Il Sindaco di Paceco, Giuseppe Scarcella, è tornato a scrivere al Presidente della Regione, all’Ambito Territoriale (ATI) che si occupa della gestione del servizio idrico nel Trapanese, all’Assessorato regionale dell’Energia e dei Servizi di Pubblica Utilità, e per conoscenza anche a Sicilacque e al Prefetto di Trapani, per rimarcare la necessità di un intervento risolutivo nella gestione del servizio idrico.
"Il vuoto normativo e gestionale, approdato anche in sede giurisdizionale con pronunce chiare, va a creare notevoli disservizi, in capo ai cittadini, oltreché smarrimento, dovuto all’inesistenza di un interlocutore con cui confrontarsi" scrive Scarcella.
"In atto, e da oltre 2 anni, non è possibile procedere a nuovi allacci, alla stipula dei relativi contratti se non procedere ad altre forme di approvvigionamento privato con costi esosi. Inoltre, in via sostitutiva, il Comune di Paceco ha provveduto alla riparazione di numerose falle alla rete idrica, che risulta assai fatiscente" continua la lettera.

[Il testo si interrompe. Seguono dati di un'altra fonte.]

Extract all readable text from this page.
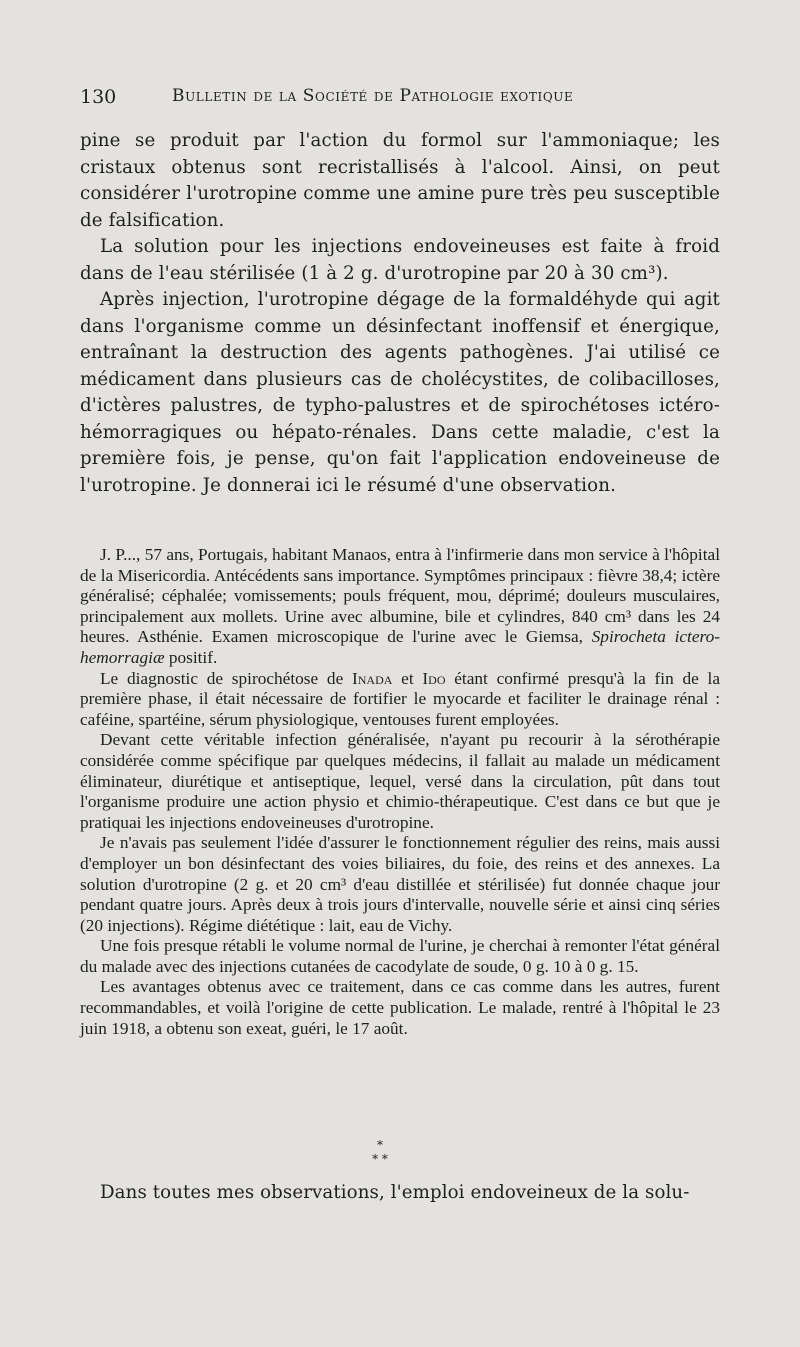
130	Bulletin de la Société de Pathologie exotique

pine se produit par l'action du formol sur l'ammoniaque; les cristaux obtenus sont recristallisés à l'alcool. Ainsi, on peut considérer l'urotropine comme une amine pure très peu susceptible de falsification.

La solution pour les injections endoveineuses est faite à froid dans de l'eau stérilisée (1 à 2 g. d'urotropine par 20 à 30 cm³).

Après injection, l'urotropine dégage de la formaldéhyde qui agit dans l'organisme comme un désinfectant inoffensif et énergique, entraînant la destruction des agents pathogènes. J'ai utilisé ce médicament dans plusieurs cas de cholécystites, de colibacilloses, d'ictères palustres, de typho-palustres et de spirochétoses ictéro-hémorragiques ou hépato-rénales. Dans cette maladie, c'est la première fois, je pense, qu'on fait l'application endoveineuse de l'urotropine. Je donnerai ici le résumé d'une observation.

J. P..., 57 ans, Portugais, habitant Manaos, entra à l'infirmerie dans mon service à l'hôpital de la Misericordia. Antécédents sans importance. Symptômes principaux : fièvre 38,4; ictère généralisé; céphalée; vomissements; pouls fréquent, mou, déprimé; douleurs musculaires, principalement aux mollets. Urine avec albumine, bile et cylindres, 840 cm³ dans les 24 heures. Asthénie. Examen microscopique de l'urine avec le Giemsa, Spirocheta ictero-hemorragiæ positif.

Le diagnostic de spirochétose de Inada et Ido étant confirmé presqu'à la fin de la première phase, il était nécessaire de fortifier le myocarde et faciliter le drainage rénal : caféine, spartéine, sérum physiologique, ventouses furent employées.

Devant cette véritable infection généralisée, n'ayant pu recourir à la sérothérapie considérée comme spécifique par quelques médecins, il fallait au malade un médicament éliminateur, diurétique et antiseptique, lequel, versé dans la circulation, pût dans tout l'organisme produire une action physio et chimio-thérapeutique. C'est dans ce but que je pratiquai les injections endoveineuses d'urotropine.

Je n'avais pas seulement l'idée d'assurer le fonctionnement régulier des reins, mais aussi d'employer un bon désinfectant des voies biliaires, du foie, des reins et des annexes. La solution d'urotropine (2 g. et 20 cm³ d'eau distillée et stérilisée) fut donnée chaque jour pendant quatre jours. Après deux à trois jours d'intervalle, nouvelle série et ainsi cinq séries (20 injections). Régime diététique : lait, eau de Vichy.

Une fois presque rétabli le volume normal de l'urine, je cherchai à remonter l'état général du malade avec des injections cutanées de cacodylate de soude, 0 g. 10 à 0 g. 15.

Les avantages obtenus avec ce traitement, dans ce cas comme dans les autres, furent recommandables, et voilà l'origine de cette publication. Le malade, rentré à l'hôpital le 23 juin 1918, a obtenu son exeat, guéri, le 17 août.

*
* *
Dans toutes mes observations, l'emploi endoveineux de la solu-
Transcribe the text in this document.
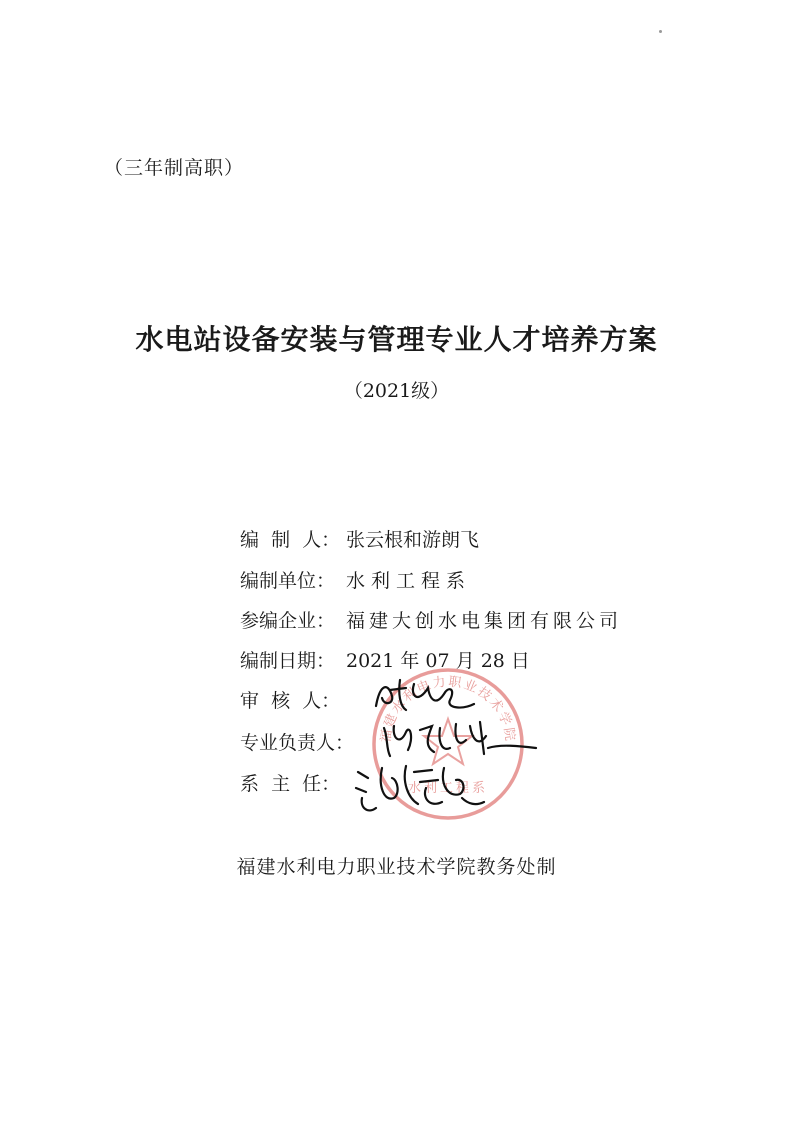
（三年制高职）
水电站设备安装与管理专业人才培养方案
（2021级）
编  制  人： 张云根和游朗飞
编制单位： 水利工程系
参编企业： 福建大创水电集团有限公司
编制日期： 2021 年 07 月 28 日
审  核  人：
专业负责人：
系  主  任：
福建水利电力职业技术学院
水利工程系
福建水利电力职业技术学院教务处制
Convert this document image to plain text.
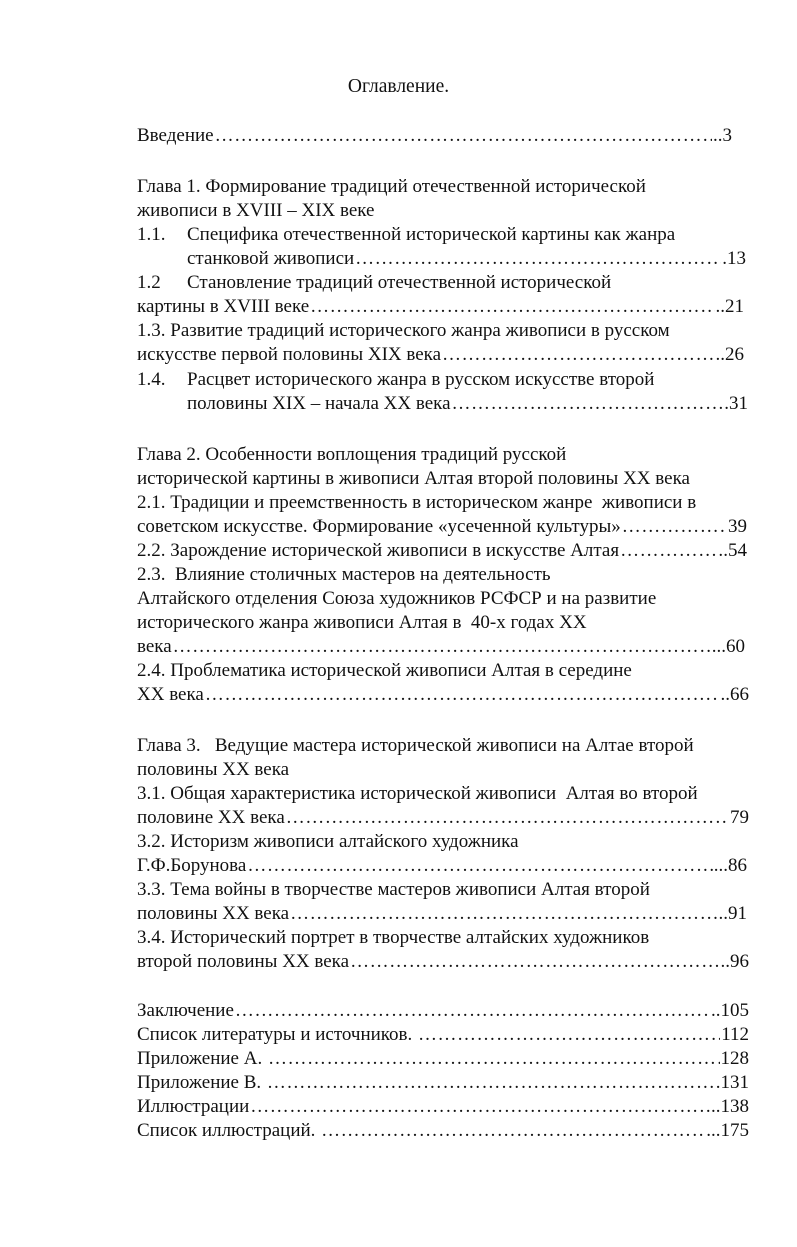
Оглавление.
Введение ……………………………………………………………………………………………………………………………………………………………………………………	..3
Глава 1. Формирование традиций отечественной исторической
живописи в XVIII – XIX веке
1.1. Специфика отечественной исторической картины как жанра
станковой живописи ……………………………………………………………………………………………………………………………………………………………………………………	.13
1.2 Становление традиций отечественной исторической
картины в XVIII веке ……………………………………………………………………………………………………………………………………………………………………………………	..21
1.3. Развитие традиций исторического жанра живописи в русском
искусстве первой половины XIX века ……………………………………………………………………………………………………………………………………………………………………………………	..26
1.4. Расцвет исторического жанра в русском искусстве второй
половины XIX – начала XX века ……………………………………………………………………………………………………………………………………………………………………………………	.31
Глава 2. Особенности воплощения традиций русской
исторической картины в живописи Алтая второй половины XX века
2.1. Традиции и преемственность в историческом жанре  живописи в
советском искусстве. Формирование «усеченной культуры» ……………………………………………………………………………………………………………………………………………………………………………………	39
2.2. Зарождение исторической живописи в искусстве Алтая ……………………………………………………………………………………………………………………………………………………………………………………	.54
2.3.  Влияние столичных мастеров на деятельность
Алтайского отделения Союза художников РСФСР и на развитие
исторического жанра живописи Алтая в  40-х годах XX
века ……………………………………………………………………………………………………………………………………………………………………………………	...60
2.4. Проблематика исторической живописи Алтая в середине
XX века ……………………………………………………………………………………………………………………………………………………………………………………	..66
Глава 3.   Ведущие мастера исторической живописи на Алтае второй
половины XX века
3.1. Общая характеристика исторической живописи  Алтая во второй
половине XX века ……………………………………………………………………………………………………………………………………………………………………………………	79
3.2. Историзм живописи алтайского художника
Г.Ф.Борунова ……………………………………………………………………………………………………………………………………………………………………………………	...86
3.3. Тема войны в творчестве мастеров живописи Алтая второй
половины XX века ……………………………………………………………………………………………………………………………………………………………………………………	..91
3.4. Исторический портрет в творчестве алтайских художников
второй половины XX века ……………………………………………………………………………………………………………………………………………………………………………………	..96
Заключение ……………………………………………………………………………………………………………………………………………………………………………………	..105
Список литературы и источников. ……………………………………………………………………………………………………………………………………………………………………………………	112
Приложение А. ……………………………………………………………………………………………………………………………………………………………………………………	128
Приложение В. ……………………………………………………………………………………………………………………………………………………………………………………	.131
Иллюстрации ……………………………………………………………………………………………………………………………………………………………………………………	..138
Список иллюстраций. ……………………………………………………………………………………………………………………………………………………………………………………	...175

"Ed ancora, da più parti si lamenta la cattiva qualità del liquido erogato, dovuta ad infiltrazioni alla rete e/o a motivazioni non conosciute a questa amministrazione. È necessario, pertanto, un intervento che possa individuare le funzioni di gestione della rete, di manutenzione della stessa e di quant’altro sia connesso alla erogazione del servizio. Si ravvisa l’opportunità dell’istituzione di un tavolo permanente, affinché si possano trattare i temi e condurre a soluzione l’annoso problema. Se ciò non dovesse avvenire, non sarà trascurata ogni azione finalizzata all’individuazione delle responsabilità di ciascuno", conclude la lettera.